Baumot will erste Systeme im Oktober ausliefern

| Autor: dpa

(Bild: Baumot)

Nach Volvo und Daimler können nun auch Diesel-Autos von Volkswagen mit zu hohen Schadstoffwerten in Deutschland nachgerüstet werden. Das Kraftfahrt-Bundesamt (KBA) veröffentlichte am Donnerstag die Betriebserlaubnis für Systeme des Technologie-Anbieters Baumot. Diese umfasse Nachrüstsysteme für über 60 Fahrzeugmodelle des VW-Konzerns, darunter Volkswagen, Audi, Skoda und Seat, teilte das Unternehmen aus Königswinter mit.

Ziel der Nachrüstungen ist es, dass Fahrzeuge der Abgasnorm Euro 5 von Fahrverboten ausgenommen werden können. Die Umrüstungen am Motor sind Teil eines Maßnahmenpakets der Regierung für bessere Luft. Nach den Vorgaben des KBA dürfen die umgerüsteten Autos im Realbetrieb noch 270 Milligramm Stickoxid je Kilometer ausstoßen, um von Fahrverboten verschont zu werden.

Der Baumot-Vorstand kündigte in der Mitteilung an, nun zügig mit der Produktion und Auslieferung der Systeme zu beginnen. „Wir planen, die ersten Systeme noch im Oktober 2019 auszuliefern“, teilte Baumot-Chef Marcus Hausser der Deutschen Presse-Agentur mit.
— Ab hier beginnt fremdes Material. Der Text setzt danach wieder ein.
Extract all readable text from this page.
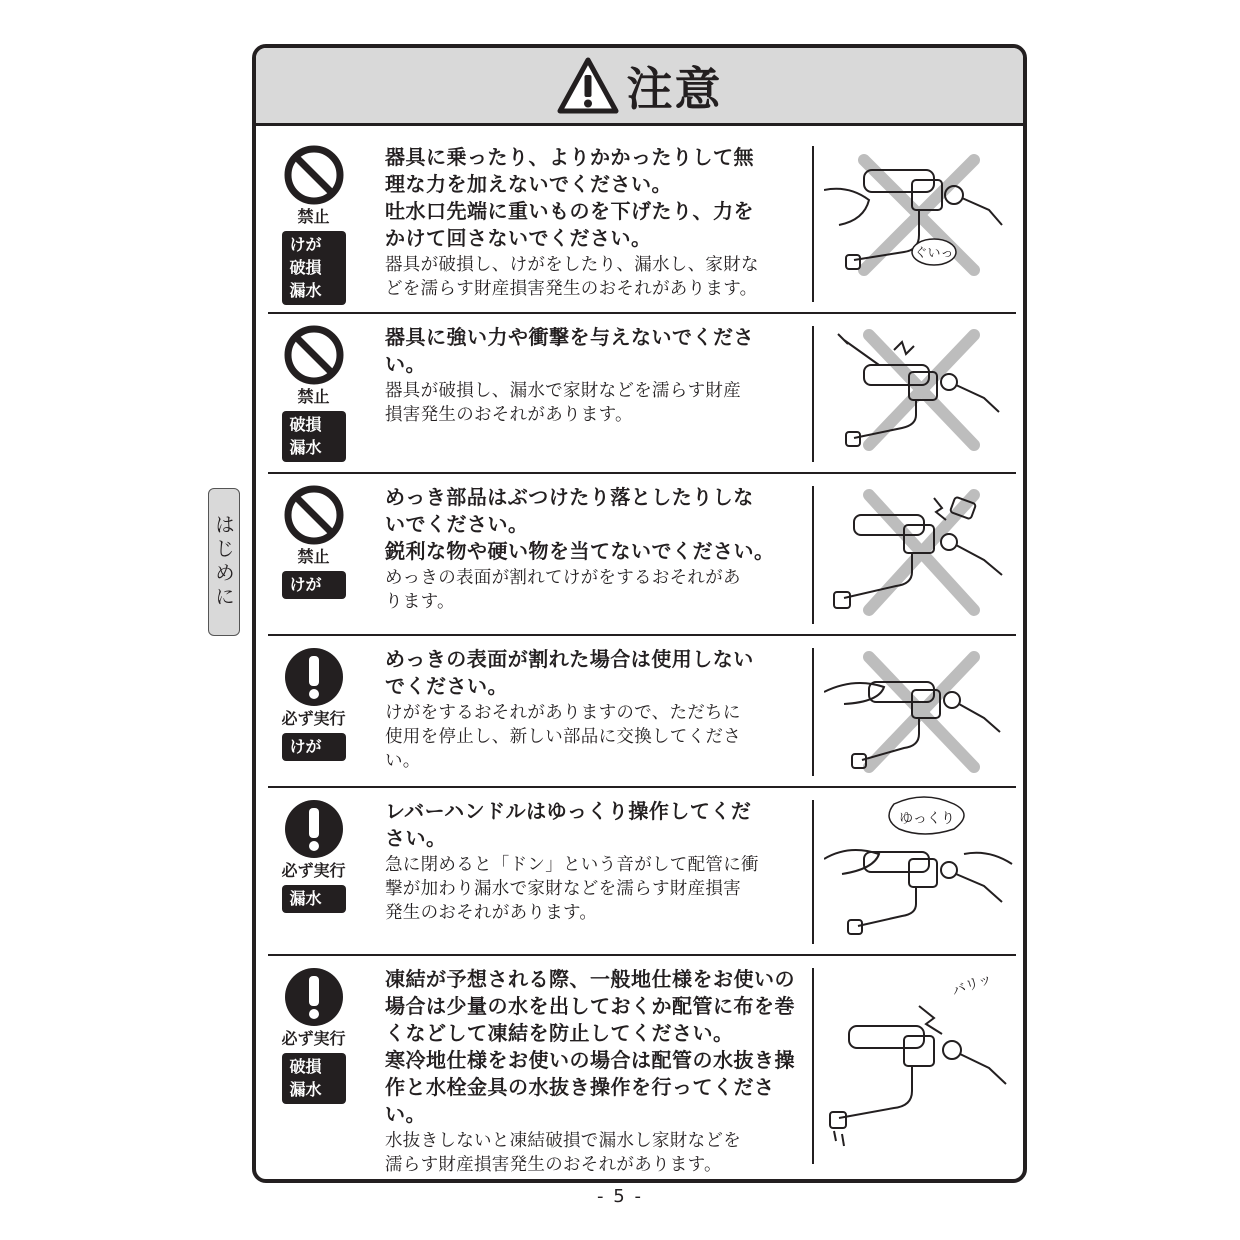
注意
禁止
けが
破損
漏水
器具に乗ったり、よりかかったりして無
理な力を加えないでください。
吐水口先端に重いものを下げたり、力を
かけて回さないでください。
器具が破損し、けがをしたり、漏水し、家財な
どを濡らす財産損害発生のおそれがあります。
ぐいっ
禁止
破損
漏水
器具に強い力や衝撃を与えないでくださ
い。
器具が破損し、漏水で家財などを濡らす財産
損害発生のおそれがあります。
禁止
けが
めっき部品はぶつけたり落としたりしな
いでください。
鋭利な物や硬い物を当てないでください。
めっきの表面が割れてけがをするおそれがあ
ります。
必ず実行
けが
めっきの表面が割れた場合は使用しない
でください。
けがをするおそれがありますので、ただちに
使用を停止し、新しい部品に交換してくださ
い。
必ず実行
漏水
レバーハンドルはゆっくり操作してくだ
さい。
急に閉めると「ドン」という音がして配管に衝
撃が加わり漏水で家財などを濡らす財産損害
発生のおそれがあります。
ゆっくり
必ず実行
破損
漏水
凍結が予想される際、一般地仕様をお使いの
場合は少量の水を出しておくか配管に布を巻
くなどして凍結を防止してください。
寒冷地仕様をお使いの場合は配管の水抜き操
作と水栓金具の水抜き操作を行ってください。
水抜きしないと凍結破損で漏水し家財などを
濡らす財産損害発生のおそれがあります。
バリッ
はじめに
- 5 -
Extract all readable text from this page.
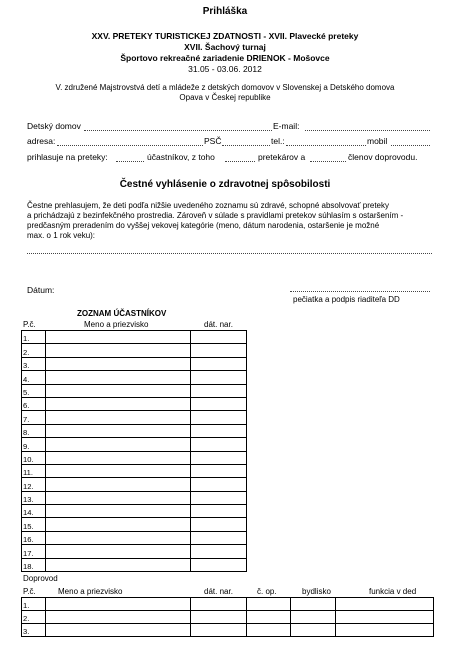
Prihláška
XXV. PRETEKY TURISTICKEJ ZDATNOSTI - XVII. Plavecké preteky
XVII. Šachový turnaj
Športovo rekreačné zariadenie DRIENOK - Mošovce
31.05 - 03.06. 2012
V. združené Majstrovstvá detí a mládeže z detských domovov v Slovenskej a Detského domova
Opava v Českej republike
Detský domov	E-mail:
adresa:	PSČ	tel.:	mobil
prihlasuje na preteky:	účastníkov, z toho	pretekárov a	členov doprovodu.
Čestné vyhlásenie o zdravotnej spôsobilosti
Čestne prehlasujem, že deti podľa nižšie uvedeného zoznamu sú zdravé, schopné absolvovať preteky
a prichádzajú z bezinfekčného prostredia. Zároveň v súlade s pravidlami pretekov súhlasím s ostaršením -
predčasným preradením do vyššej vekovej kategórie (meno, dátum narodenia, ostaršenie je možné
max. o 1 rok veku):
Dátum:
pečiatka a podpis riaditeľa DD
ZOZNAM ÚČASTNÍKOV
P.č.	Meno a priezvisko	dát. nar.
1.		
2.		
3.		
4.		
5.		
6.		
7.		
8.		
9.		
10.		
11.		
12.		
13.		
14.		
15.		
16.		
17.		
18.		
Doprovod
P.č.	Meno a priezvisko	dát. nar.	č. op.	bydlisko	funkcia v ded
1.					
2.					
3.					
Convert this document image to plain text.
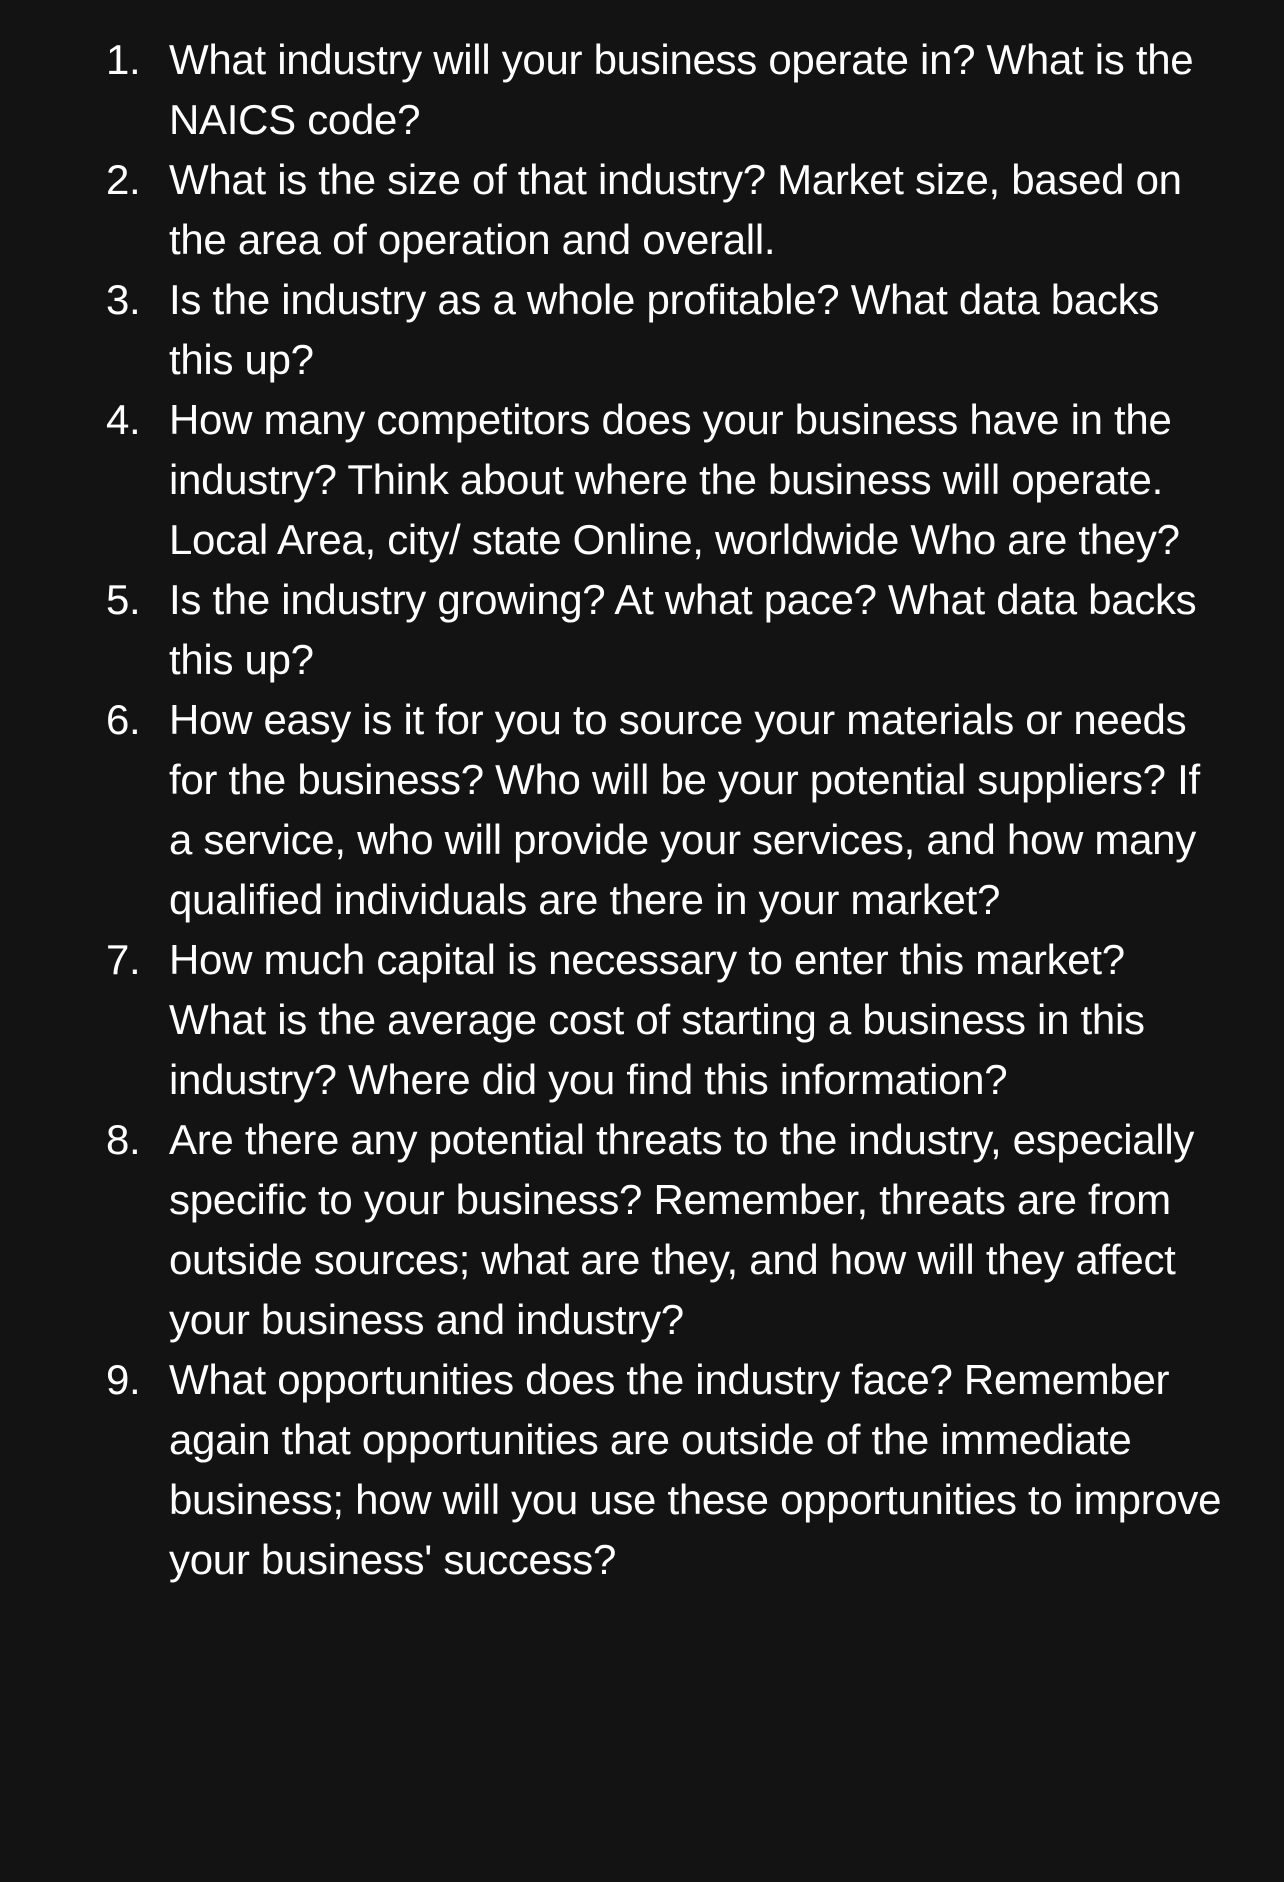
1. What industry will your business operate in? What is the NAICS code?
2. What is the size of that industry? Market size, based on the area of operation and overall.
3. Is the industry as a whole profitable? What data backs this up?
4. How many competitors does your business have in the industry? Think about where the business will operate. Local Area, city/ state Online, worldwide Who are they?
5. Is the industry growing? At what pace? What data backs this up?
6. How easy is it for you to source your materials or needs for the business? Who will be your potential suppliers? If a service, who will provide your services, and how many qualified individuals are there in your market?
7. How much capital is necessary to enter this market? What is the average cost of starting a business in this industry? Where did you find this information?
8. Are there any potential threats to the industry, especially specific to your business? Remember, threats are from outside sources; what are they, and how will they affect your business and industry?
9. What opportunities does the industry face? Remember again that opportunities are outside of the immediate business; how will you use these opportunities to improve your business' success?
Nach seinen Worten deckt die vom Kraftfahrt-Bundesamt (KBA) erteilte Betriebserlaubnis (ABE) etwa 1,3 Millionen betroffene Autos aus dem Volkswagen-Konzern ab. „Weitere ABEs für Fahrzeuge auch anderer Hersteller werden wir in Kürze ebenfalls beantragen. Wir gehen davon aus, zeitnah für alle relevanten Volumenmodelle eine Nachrüstlösung anbieten zu können“, sagte Hausser. Auch für Fahrzeuge von BMW werden demnächst Genehmigungen erwartet.

VW unterstützt mit bis zu 3.000 Euro

Ende Juli war die erste Betriebserlaubnis für Nachrüstsysteme des Bamberger Technologie-Anbieters Dr. Pley für verschiedene Volvo-Modelle erteilt worden. Es folgten Genehmigungen für Mercedes-Modelle.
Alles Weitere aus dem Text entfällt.